A short, punchy single review reacts to David Bowie’s standalone “Holy Holy” with a mix of bemusement and reluctant admiration, describing it as the “meanest man with a knife in the West” while noting its strangely attractive, almost hypnotic quality.


The reviewer draws playful comparisons to John Wayne defending the Alamo and likens the sound to a “cowpoke from Beckenham,” blending Wild West imagery with Syd Barrett-like eccentricity.


This January 9, 1971 Melody Maker review captures Bowie in a transitional phase — post-folk, pre-glam — when his experimental edge still felt raw and unpredictable to critics.


🗞 Melody Maker

📅 Date: January 9, 1971

⏱ Length: 3 min read


📰 Key Highlights

• Description of “Holy Holy” as the “meanest man with a knife in the West”

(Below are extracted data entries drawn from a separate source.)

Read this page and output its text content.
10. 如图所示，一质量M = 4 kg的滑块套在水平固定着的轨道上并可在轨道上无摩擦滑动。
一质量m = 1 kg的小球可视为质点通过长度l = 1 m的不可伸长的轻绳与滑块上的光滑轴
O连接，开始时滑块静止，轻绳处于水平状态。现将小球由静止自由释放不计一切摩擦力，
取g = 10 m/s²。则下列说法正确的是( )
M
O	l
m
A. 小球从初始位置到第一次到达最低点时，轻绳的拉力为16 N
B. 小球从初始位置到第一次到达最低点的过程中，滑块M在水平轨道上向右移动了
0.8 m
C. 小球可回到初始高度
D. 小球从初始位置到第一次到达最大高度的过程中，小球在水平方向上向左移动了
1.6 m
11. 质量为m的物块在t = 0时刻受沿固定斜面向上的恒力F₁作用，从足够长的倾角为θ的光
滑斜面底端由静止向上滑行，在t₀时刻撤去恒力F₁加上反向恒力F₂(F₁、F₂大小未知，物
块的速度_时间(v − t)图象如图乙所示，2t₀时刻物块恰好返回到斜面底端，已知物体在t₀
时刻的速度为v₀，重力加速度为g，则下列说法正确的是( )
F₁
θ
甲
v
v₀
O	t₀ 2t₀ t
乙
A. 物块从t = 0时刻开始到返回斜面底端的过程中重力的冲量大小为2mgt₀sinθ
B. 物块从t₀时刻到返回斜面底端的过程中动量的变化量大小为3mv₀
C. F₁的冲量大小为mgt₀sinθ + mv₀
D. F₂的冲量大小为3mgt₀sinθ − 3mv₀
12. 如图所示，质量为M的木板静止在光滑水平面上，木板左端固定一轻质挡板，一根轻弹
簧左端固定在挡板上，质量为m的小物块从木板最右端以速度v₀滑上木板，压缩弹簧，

• Comparison of the track’s intensity to John Wayne defending the Alamo

• Note on the song’s strangely attractive, hypnotic quality despite its oddness

• Likening Bowie’s delivery to a “cowpoke from Beckenham” with a Syd Barrett-like edge

• Acknowledgement that the record has a compelling, almost addictive sound


📰 Overview

Published in the January 9, 1971 issue of Melody Maker, this brief single review offers an early, slightly bewildered reaction to David Bowie’s standalone single “Holy Holy” on Mercury. The piece reflects the transitional moment in Bowie’s career when he was experimenting with heavier, more eccentric sounds before fully committing to the glam-rock persona that would define him.


📰 Source Details

Publication / Venue: Melody Maker

Date: January 9, 1971

Format: Single review

Provenance Notes: Verified directly from the preserved magazine page; typical short review column with bold headline and dense, opinionated text.


📰 The Story

The review opens with a vivid, almost cinematic description: “Bowie the meanest man with a knife in the West.” It imagines the listener watching John Wayne defend the Alamo on TV and feeling a lump in the throat, then hearing Bowie’s track and experiencing a similar surge of emotion. The reviewer admits the song has a “strangely attractive sound,” comparing it to a cowboy from Beckenham with echoes of Syd Barrett’s eccentric style.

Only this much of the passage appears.